El secreto para que los niños coman bien reside en establecer en ellos el hábito. Un trabajo que comienza cuando empiezan a incorporar otros alimentos fuera de la leche, en torno a los seis meses, y que para que sea efectivo tiene que ser constante, gradual y paciente. Los problemas de alimentación aparecen cuando se ha logrado implantar bien ese hábito. Cuanto antes se detecten, menos complicado será ponerles remedio.
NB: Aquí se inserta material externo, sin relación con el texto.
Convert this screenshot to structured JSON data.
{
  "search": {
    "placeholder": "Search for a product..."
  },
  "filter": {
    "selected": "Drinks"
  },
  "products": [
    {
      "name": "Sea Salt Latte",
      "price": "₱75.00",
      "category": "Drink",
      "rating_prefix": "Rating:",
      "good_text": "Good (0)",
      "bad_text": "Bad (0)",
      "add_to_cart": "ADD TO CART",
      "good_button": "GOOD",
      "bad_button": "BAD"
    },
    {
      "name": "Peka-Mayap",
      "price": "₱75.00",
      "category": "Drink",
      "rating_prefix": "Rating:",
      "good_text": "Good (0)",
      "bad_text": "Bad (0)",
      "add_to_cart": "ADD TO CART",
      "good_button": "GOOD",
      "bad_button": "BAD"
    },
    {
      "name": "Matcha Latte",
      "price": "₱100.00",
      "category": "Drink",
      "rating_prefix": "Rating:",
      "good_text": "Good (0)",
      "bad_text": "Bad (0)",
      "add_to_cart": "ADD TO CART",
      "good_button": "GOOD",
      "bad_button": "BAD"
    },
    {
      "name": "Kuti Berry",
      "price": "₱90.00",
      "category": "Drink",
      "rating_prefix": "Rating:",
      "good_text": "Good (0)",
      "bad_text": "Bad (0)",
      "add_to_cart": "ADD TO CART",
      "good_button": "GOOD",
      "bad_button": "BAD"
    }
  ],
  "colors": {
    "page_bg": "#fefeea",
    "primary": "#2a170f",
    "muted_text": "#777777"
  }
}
Rocío Ramos-Paúl, la Supernanny de la televisión, psicóloga y coautora de ‘Mi hijo no come’, nos da las claves para que nuestros hijos tengan una buena alimentación y aprendamos a despejar sus platos de vicios y caprichos:

1- Establecer el hábito. Ramos-Paúl asegura que en este tema, como en tantos otros, “lo mejor es la prevención” de los problemas. Y eso se consigue integrando el hábito de comer bien en los niños desde que empiezan a hacerlo, manteniendo una rutina y atendiendo a los cambios y progresos que experimentan a cada edad. Para lograrlo, la experta habla de tres reglas básicas: “hacerlo siempre de la misma manera, en el mismo lugar y a la misma hora”. “Si tenemos un horario establecido para las cinco comidas, o al menos para las cenas y el desayuno si el resto del día no estamos en casa, y las hacemos siempre en el mismo sitio y cumpliendo una rutina fija (por ejemplo, lavarnos las manos, poner la mesa entre todos, sentarnos todos en torno a ella y terminar todos de comer antes de retirar la mesa y recién entonces dedicarnos a otra actividad), el niño sabe lo que tiene que hacer en cada momento y automáticamente la cosa va mucho mejor”, asegura.
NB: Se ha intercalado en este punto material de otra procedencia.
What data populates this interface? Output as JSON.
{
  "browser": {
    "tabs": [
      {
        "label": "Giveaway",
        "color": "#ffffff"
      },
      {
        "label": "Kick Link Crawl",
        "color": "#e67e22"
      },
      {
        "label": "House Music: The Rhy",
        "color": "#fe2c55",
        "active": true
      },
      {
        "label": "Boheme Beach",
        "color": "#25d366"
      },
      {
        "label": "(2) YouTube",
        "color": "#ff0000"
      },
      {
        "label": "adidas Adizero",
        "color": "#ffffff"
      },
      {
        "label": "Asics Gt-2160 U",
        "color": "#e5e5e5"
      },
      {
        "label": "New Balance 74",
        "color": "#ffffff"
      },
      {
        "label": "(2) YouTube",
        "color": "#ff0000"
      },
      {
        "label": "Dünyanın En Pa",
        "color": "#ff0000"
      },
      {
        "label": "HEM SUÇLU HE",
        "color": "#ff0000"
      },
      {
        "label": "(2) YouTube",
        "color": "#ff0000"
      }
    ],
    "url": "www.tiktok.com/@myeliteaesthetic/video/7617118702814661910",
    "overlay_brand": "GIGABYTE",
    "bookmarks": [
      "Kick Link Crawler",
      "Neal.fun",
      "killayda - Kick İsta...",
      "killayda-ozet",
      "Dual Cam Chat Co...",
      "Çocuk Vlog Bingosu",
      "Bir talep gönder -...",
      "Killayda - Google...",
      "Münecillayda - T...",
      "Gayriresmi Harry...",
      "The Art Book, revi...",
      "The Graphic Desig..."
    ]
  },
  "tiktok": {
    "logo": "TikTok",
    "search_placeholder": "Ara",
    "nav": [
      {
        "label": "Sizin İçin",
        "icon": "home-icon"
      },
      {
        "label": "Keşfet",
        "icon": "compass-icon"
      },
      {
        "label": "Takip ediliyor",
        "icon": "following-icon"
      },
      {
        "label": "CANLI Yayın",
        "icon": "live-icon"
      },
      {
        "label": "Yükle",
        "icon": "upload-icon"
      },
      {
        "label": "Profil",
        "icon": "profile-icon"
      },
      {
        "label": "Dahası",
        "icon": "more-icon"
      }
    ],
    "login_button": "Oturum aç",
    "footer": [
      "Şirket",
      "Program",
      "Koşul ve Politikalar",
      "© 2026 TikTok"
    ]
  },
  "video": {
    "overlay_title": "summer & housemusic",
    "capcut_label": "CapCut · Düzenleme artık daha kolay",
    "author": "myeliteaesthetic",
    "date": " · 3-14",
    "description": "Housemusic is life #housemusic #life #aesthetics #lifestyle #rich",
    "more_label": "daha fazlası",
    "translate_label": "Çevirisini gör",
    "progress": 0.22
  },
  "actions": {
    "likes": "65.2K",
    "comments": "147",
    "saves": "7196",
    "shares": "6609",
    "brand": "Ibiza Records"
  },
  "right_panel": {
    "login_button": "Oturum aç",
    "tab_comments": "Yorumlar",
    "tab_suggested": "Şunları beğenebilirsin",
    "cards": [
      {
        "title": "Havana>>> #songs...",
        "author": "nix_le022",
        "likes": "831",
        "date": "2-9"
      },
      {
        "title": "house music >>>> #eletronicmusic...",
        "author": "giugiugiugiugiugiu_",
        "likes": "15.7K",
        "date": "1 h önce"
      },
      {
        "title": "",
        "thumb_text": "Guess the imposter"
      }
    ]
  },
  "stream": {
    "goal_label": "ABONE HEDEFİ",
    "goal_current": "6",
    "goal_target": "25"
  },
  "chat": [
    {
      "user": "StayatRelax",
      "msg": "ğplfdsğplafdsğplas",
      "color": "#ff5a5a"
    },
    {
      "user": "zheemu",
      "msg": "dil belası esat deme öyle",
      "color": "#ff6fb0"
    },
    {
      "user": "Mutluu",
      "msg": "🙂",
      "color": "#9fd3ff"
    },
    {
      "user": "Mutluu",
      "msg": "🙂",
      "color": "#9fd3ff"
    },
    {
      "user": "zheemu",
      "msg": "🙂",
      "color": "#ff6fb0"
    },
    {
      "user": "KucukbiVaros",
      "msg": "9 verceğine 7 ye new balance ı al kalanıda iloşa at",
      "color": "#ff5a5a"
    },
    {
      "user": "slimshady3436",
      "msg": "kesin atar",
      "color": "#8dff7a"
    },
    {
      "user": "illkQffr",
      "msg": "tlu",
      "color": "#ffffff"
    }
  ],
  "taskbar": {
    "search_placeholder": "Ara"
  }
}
2- Respetar las etapas. Los niños avanzan paso a paso, casi cada día, y el aprendizaje debe ir en consonancia con ese desarrollo progresivo. Ramos-Paúl remarca que hay que atender al momento en que están preparados para pasar del puré y las papillas a los alimentos sin procesar, para incorporar nuevos sabores y para empezar a utilizar la cuchara o el tenedor. “Las dificultades aparecen cuando no pasan estas etapas, cuando no se hace en ellas lo que hay que hacer. Si entre el año y medio y los tres años mi hijo no prueba alimentos nuevos más tarde presentará otros problemas, como negarse a masticar o no querer comer más que cuatro cosas“, señala. Y apunta hacia el ritmo de vida actual: “Todo esto tiene mucho que ver con la prisa que tenemos. Le doy el puré porque lo toma todo y es más rápido y me aseguro de que le aporta todos los nutrientes necesarios”.
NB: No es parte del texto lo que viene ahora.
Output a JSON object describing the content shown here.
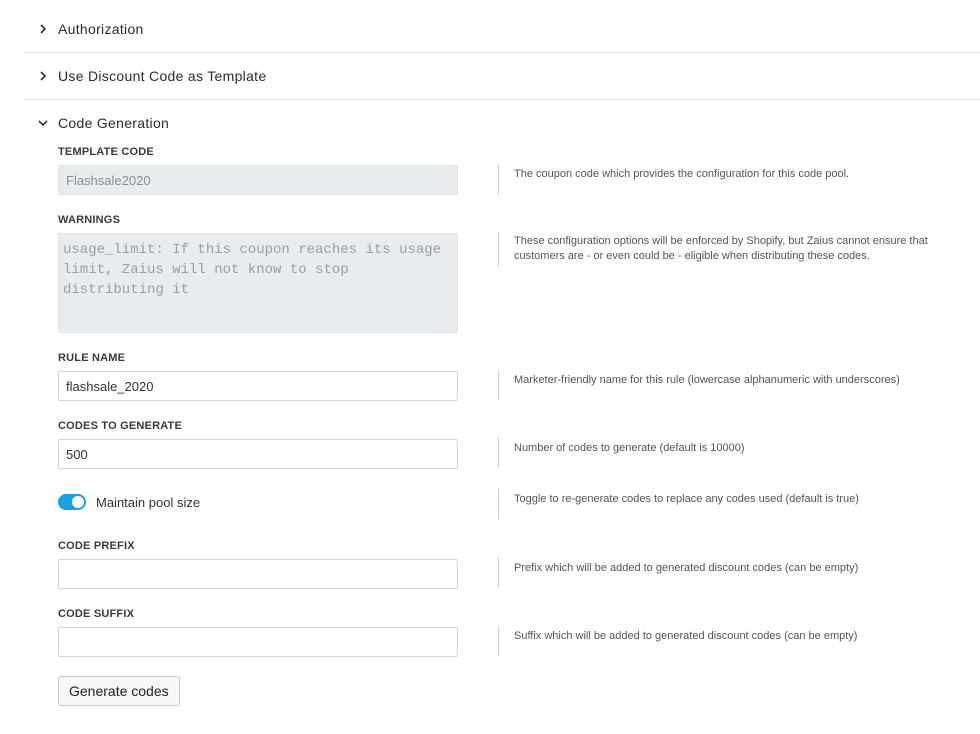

3- Del biberón al puré, del puré a los trocitos. Ramos-Paúl también da consejos prácticos para pasar de una etapa a otra. El primer gran salto es del biberón a la alimentación con cuchara. “Algunos niños la rechazan. En estos casos, le damos un par de cucharadas, esperamos un par de minutos e intentamos de nuevo. Si el niño se niega volvemos al biberón y lo intentamos al día siguiente. Con paciencia, hasta que lo acepte”, precisa. Cuando hay que dejar purés y papillas para pasar a los alimentos sin procesar, se debe empezar por “trocitos pequeños en el mismo puré, de algo con lo que no pueda ahogarse porque si tiene una mala experiencia cogerá miedo”, refiere. También recomienda “rallar galleta en la leche o en la fruta o incluir migas de pan en la comida o trocitos de pescado blanco, jamón york o queso blanco para que vayan cogiendo habilidad en la masticación”.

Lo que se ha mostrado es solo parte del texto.